Many investors like the higher yields and additional income associated with high-yield corporate bonds, but some do not like the increased volatility that comes with this corner of the bond market. The IQ S&P High Yield Low Volatility Bond ETF (NYSEARCA: HYLV) is an exchange traded fund offers them a potentially less volatile approach to junk-rated corporate debt.

HYLV tracks the S&P U.S. High Yield Low Volatility Corporate Bond Index. That index “is designed to measure the performance of U.S. high yield corporate bonds with potentially low volatility. The index is comprised of bonds from the S&P U.S. High Yield Corporate Bond Index and is a modified market value weighted index with a 3% cap on any single issuer,” according to S&P Dow Jones.

“High-yield bonds are a risky corner of the market, and this is an area where active management of both credit and liquidity risk can make a lot of sense,” said Morningstar in a recent note. “A lot of funds out there–they are just following the composition of the market and oftentimes that means owning a lot of the most heavily indebted companies out there.”

The Right Time For HYLV ETF

Tumbling yields on safer government and corporate debt pushed investors toward riskier and higher yielding debt, like junk bonds.
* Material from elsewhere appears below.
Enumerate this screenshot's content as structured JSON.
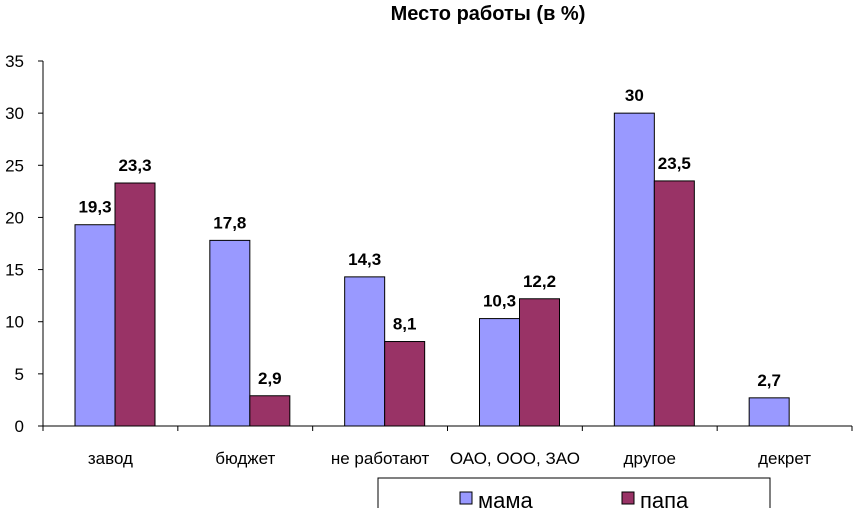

Furthermore, U.S. corporate bonds are enjoying a stronger tailwind in an environment of strong economic growth, healthy earnings and dropping default rates.
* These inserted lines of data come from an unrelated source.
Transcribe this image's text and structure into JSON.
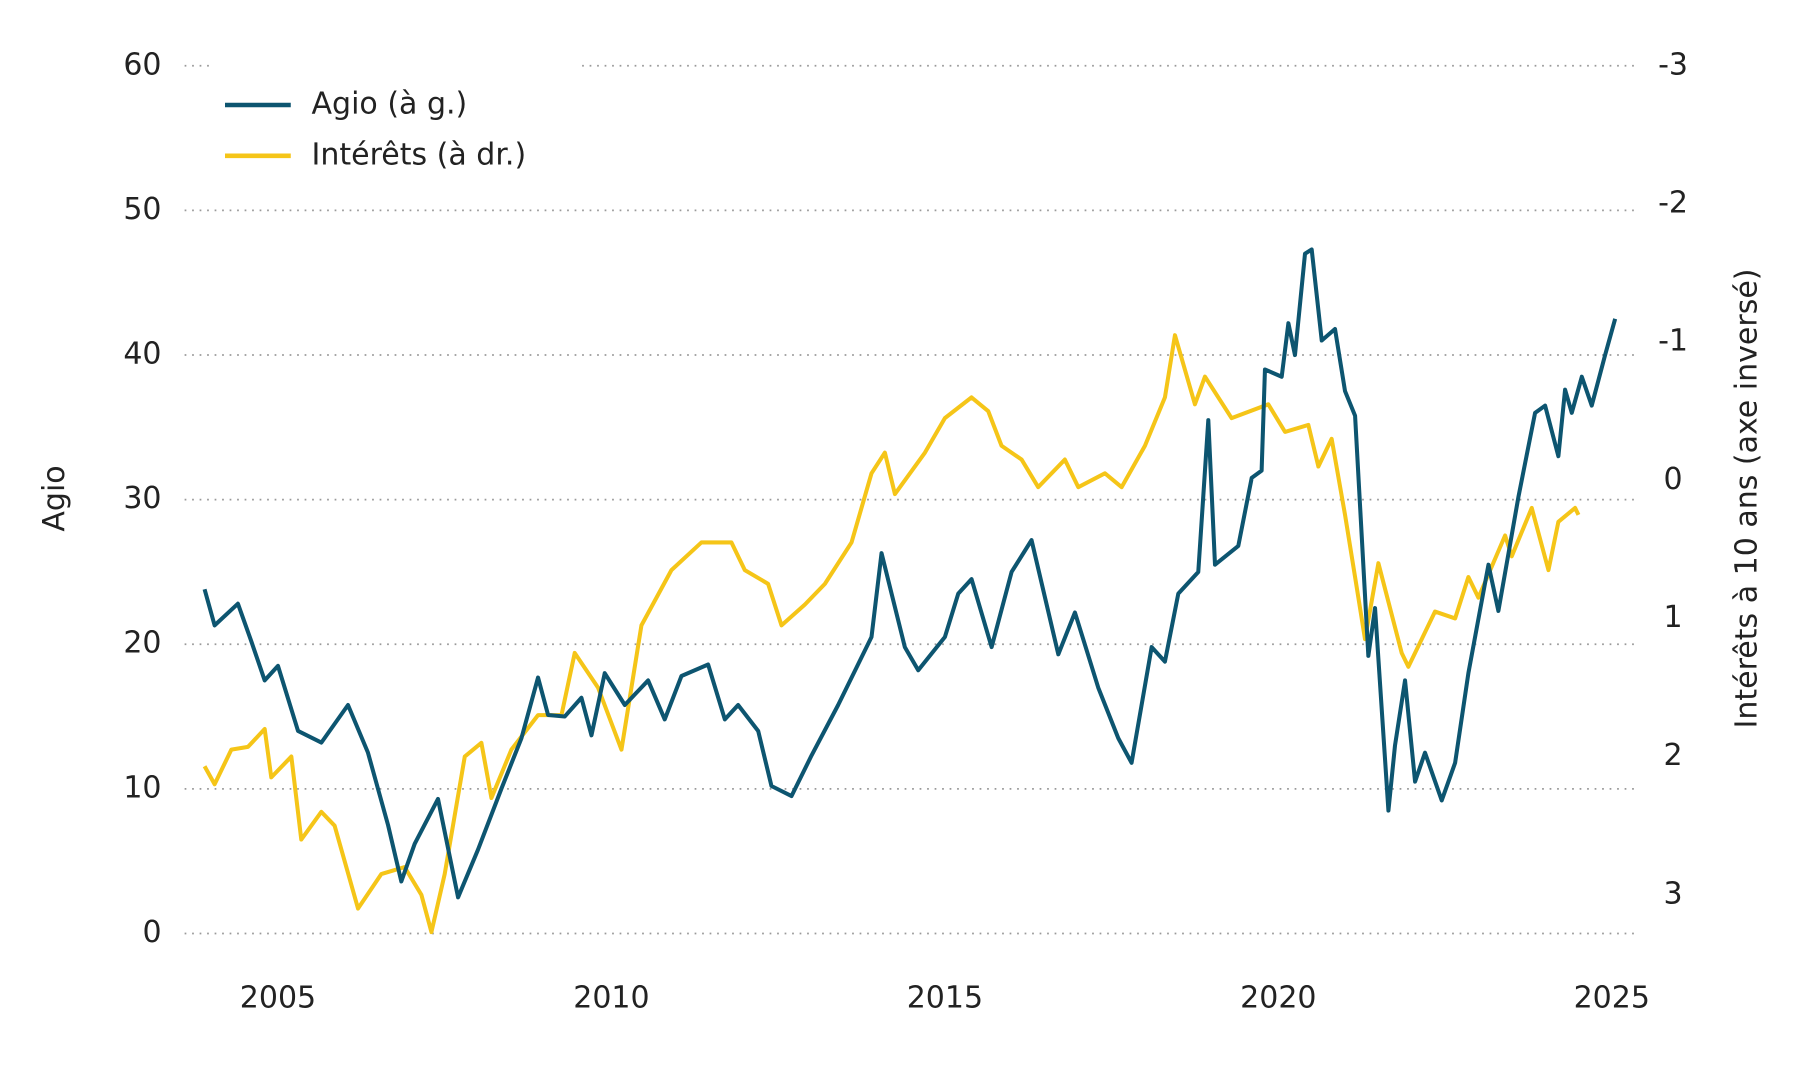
{
  "chart_data": {
    "type": "line",
    "y_label": "Agio",
    "y2_label": "Intérêts à 10 ans (axe inversé)",
    "xlim": [
      2003.6,
      2025.4
    ],
    "xticks": [
      2005,
      2010,
      2015,
      2020,
      2025
    ],
    "ylim": [
      0,
      60
    ],
    "yticks": [
      0,
      10,
      20,
      30,
      40,
      50,
      60
    ],
    "y2lim": [
      3.28,
      -3
    ],
    "y2ticks": [
      3,
      2,
      1,
      0,
      -1,
      -2,
      -3
    ],
    "grid": true,
    "legend": "top-left",
    "series": [
      {
        "name": "Agio (à g.)",
        "color": "#0d5570",
        "axis": "y",
        "x": [
          2003.9,
          2004.05,
          2004.4,
          2004.6,
          2004.8,
          2005.0,
          2005.3,
          2005.65,
          2006.05,
          2006.35,
          2006.65,
          2006.85,
          2007.05,
          2007.4,
          2007.7,
          2008.0,
          2008.35,
          2008.65,
          2008.9,
          2009.05,
          2009.3,
          2009.55,
          2009.7,
          2009.9,
          2010.2,
          2010.55,
          2010.8,
          2011.05,
          2011.45,
          2011.7,
          2011.9,
          2012.2,
          2012.4,
          2012.7,
          2013.0,
          2013.4,
          2013.9,
          2014.05,
          2014.4,
          2014.6,
          2015.0,
          2015.2,
          2015.4,
          2015.7,
          2016.0,
          2016.3,
          2016.7,
          2016.95,
          2017.3,
          2017.6,
          2017.8,
          2018.1,
          2018.3,
          2018.5,
          2018.8,
          2018.95,
          2019.05,
          2019.4,
          2019.6,
          2019.75,
          2019.8,
          2020.05,
          2020.15,
          2020.25,
          2020.4,
          2020.5,
          2020.65,
          2020.85,
          2021.0,
          2021.15,
          2021.35,
          2021.45,
          2021.65,
          2021.75,
          2021.9,
          2022.05,
          2022.2,
          2022.45,
          2022.65,
          2022.85,
          2023.15,
          2023.3,
          2023.6,
          2023.85,
          2024.0,
          2024.2,
          2024.3,
          2024.4,
          2024.55,
          2024.7,
          2024.9,
          2025.05
        ],
        "values": [
          23.8,
          21.3,
          22.8,
          20.2,
          17.5,
          18.5,
          14,
          13.2,
          15.8,
          12.5,
          7.5,
          3.6,
          6.2,
          9.3,
          2.5,
          5.8,
          10,
          13.5,
          17.7,
          15.1,
          15,
          16.3,
          13.7,
          18,
          15.8,
          17.5,
          14.8,
          17.8,
          18.6,
          14.8,
          15.8,
          14,
          10.2,
          9.5,
          12.3,
          15.8,
          20.5,
          26.3,
          19.8,
          18.2,
          20.5,
          23.5,
          24.5,
          19.8,
          25,
          27.2,
          19.3,
          22.2,
          17,
          13.5,
          11.8,
          19.8,
          18.8,
          23.5,
          25,
          35.5,
          25.5,
          26.8,
          31.5,
          32,
          39,
          38.5,
          42.2,
          40,
          47,
          47.3,
          41,
          41.8,
          37.5,
          35.8,
          19.2,
          22.5,
          8.5,
          13,
          17.5,
          10.5,
          12.5,
          9.2,
          11.8,
          18,
          25.5,
          22.3,
          30.2,
          36,
          36.5,
          33,
          37.6,
          36,
          38.5,
          36.5,
          40,
          42.5
        ]
      },
      {
        "name": "Intérêts (à dr.)",
        "color": "#f5c518",
        "axis": "y2",
        "x": [
          2003.9,
          2004.05,
          2004.3,
          2004.55,
          2004.8,
          2004.9,
          2005.2,
          2005.35,
          2005.65,
          2005.85,
          2006.2,
          2006.55,
          2006.9,
          2007.15,
          2007.3,
          2007.5,
          2007.8,
          2008.05,
          2008.2,
          2008.5,
          2008.9,
          2009.25,
          2009.45,
          2009.8,
          2010.15,
          2010.45,
          2010.9,
          2011.35,
          2011.8,
          2012.0,
          2012.35,
          2012.55,
          2012.9,
          2013.2,
          2013.6,
          2013.9,
          2014.1,
          2014.25,
          2014.7,
          2015.0,
          2015.4,
          2015.65,
          2015.85,
          2016.15,
          2016.4,
          2016.8,
          2017.0,
          2017.4,
          2017.65,
          2018.0,
          2018.3,
          2018.45,
          2018.75,
          2018.9,
          2019.3,
          2019.85,
          2020.1,
          2020.45,
          2020.6,
          2020.8,
          2021.0,
          2021.15,
          2021.3,
          2021.5,
          2021.85,
          2021.95,
          2022.35,
          2022.65,
          2022.85,
          2023.0,
          2023.4,
          2023.5,
          2023.8,
          2024.05,
          2024.2,
          2024.45,
          2024.5
        ],
        "values": [
          2.07,
          2.2,
          1.95,
          1.93,
          1.8,
          2.15,
          2.0,
          2.6,
          2.4,
          2.5,
          3.1,
          2.85,
          2.8,
          3.0,
          3.27,
          2.85,
          2.0,
          1.9,
          2.3,
          1.95,
          1.7,
          1.7,
          1.25,
          1.5,
          1.95,
          1.05,
          0.65,
          0.45,
          0.45,
          0.65,
          0.75,
          1.05,
          0.9,
          0.75,
          0.45,
          -0.05,
          -0.2,
          0.1,
          -0.2,
          -0.45,
          -0.6,
          -0.5,
          -0.25,
          -0.15,
          0.05,
          -0.15,
          0.05,
          -0.05,
          0.05,
          -0.25,
          -0.6,
          -1.05,
          -0.55,
          -0.75,
          -0.45,
          -0.55,
          -0.35,
          -0.4,
          -0.1,
          -0.3,
          0.25,
          0.7,
          1.15,
          0.6,
          1.25,
          1.35,
          0.95,
          1.0,
          0.7,
          0.85,
          0.4,
          0.55,
          0.2,
          0.65,
          0.3,
          0.2,
          0.25
        ]
      }
    ]
  }
}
“What I really like about this fund (HYLV) is that it’s investing in high-yield bonds in a risk-controlled way,” said Morningstar. “It’s effectively looking for bonds that have low yields and that are less sensitive to changes in credit spreads than some of their peers.”

One way HYLV keeps volatility low relative to its rivals is higher credit quality. About 85% of the fund’s holdings have one of the three BB ratings and it holds no CCC-rated debt.

“So, this is going to tilt toward higher-quality junk bonds. Most of the portfolio is parked in BB bonds. And I think that’s important if you are looking for a more defensive way of getting exposure to this area of the market,” according to Morningstar.